Various opinions have been expressed concerning the time required for the complete release of unreacted monomers. For instance, Alshali et al. [36] asserted that monomer release from samples can last for weeks or even months, but that the highest release occurs in the first days after polymerization. Considering the time-dependent changes that may occur in monomer release, the present study evaluated this phenomenon over a period from 10 min to 30 days. The time-dependent change in monomer release in most groups exhibited no significant difference in the adopted periods. However, a significant decrease in monomer release was observed over time in some groups.
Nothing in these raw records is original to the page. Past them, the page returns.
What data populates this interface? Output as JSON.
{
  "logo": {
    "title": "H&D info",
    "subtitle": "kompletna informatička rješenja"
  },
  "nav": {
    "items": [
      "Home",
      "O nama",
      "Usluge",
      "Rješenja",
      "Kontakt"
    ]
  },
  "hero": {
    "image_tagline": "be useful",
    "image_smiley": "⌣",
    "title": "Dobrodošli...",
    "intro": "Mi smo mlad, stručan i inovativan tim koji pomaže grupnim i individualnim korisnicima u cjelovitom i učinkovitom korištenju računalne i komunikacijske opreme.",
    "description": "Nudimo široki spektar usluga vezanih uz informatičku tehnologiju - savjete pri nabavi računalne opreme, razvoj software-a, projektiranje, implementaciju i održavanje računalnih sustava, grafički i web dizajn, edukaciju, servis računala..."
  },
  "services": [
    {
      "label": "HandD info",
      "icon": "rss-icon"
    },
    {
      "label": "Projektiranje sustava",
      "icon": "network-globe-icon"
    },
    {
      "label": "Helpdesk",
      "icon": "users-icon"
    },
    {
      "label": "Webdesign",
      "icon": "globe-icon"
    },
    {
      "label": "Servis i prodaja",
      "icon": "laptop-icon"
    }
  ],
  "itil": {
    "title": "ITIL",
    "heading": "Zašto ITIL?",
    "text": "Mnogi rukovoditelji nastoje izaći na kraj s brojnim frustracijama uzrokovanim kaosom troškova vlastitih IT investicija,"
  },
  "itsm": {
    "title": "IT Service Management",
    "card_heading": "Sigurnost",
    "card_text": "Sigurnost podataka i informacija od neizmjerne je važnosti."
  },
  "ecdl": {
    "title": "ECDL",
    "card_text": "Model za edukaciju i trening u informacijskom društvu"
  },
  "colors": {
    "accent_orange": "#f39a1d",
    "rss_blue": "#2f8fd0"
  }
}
There are a number of limitations to this in-vitro study. First, it evaluated the release of only a few residual monomers (TEGDMA, HEMA, UDMA, and Bis-GMA), thus providing only narrow information on the issues of interest. Second, the samples were kept in an ethanol-distilled water storage solution, a liquid that imitates the relationship between food and the oral environment. However, the mechanical and chemical effects occurring in the oral environment could not be simulated. Third, HPLC analysis results were not supported by infrared spectroscopy analysis, and unreacted monomers could not therefore be detected. The final limitation is that only the effect of only gel-formed fluoride preparations on monomer release was investigated.

Conclusion

Based on the findings and the limitations of this in-vitro evaluation, the results may be summarized as follows: Monomer release from resin-based restorative materials does not increase over time after fluoride applications. Although the amount of monomer release after topical APF application was largely similar to that observed for the control group, it was lower than the degree of release occurring after NaF application. The release of monomers in all resin-based materials did not approach toxic levels at any of the time intervals applied. However, the compomer released lower amounts of monomers than those released by the bulk-fill composite and nanohybrid universal composite. Dentists should consider the amounts of monomer released when selecting restorative agents for tooth restorations in the clinical setting. Further high-quality randomized controlled clinical or animal trials are now required to evaluate the effect of fluoride applications on monomer release from resin-based materials.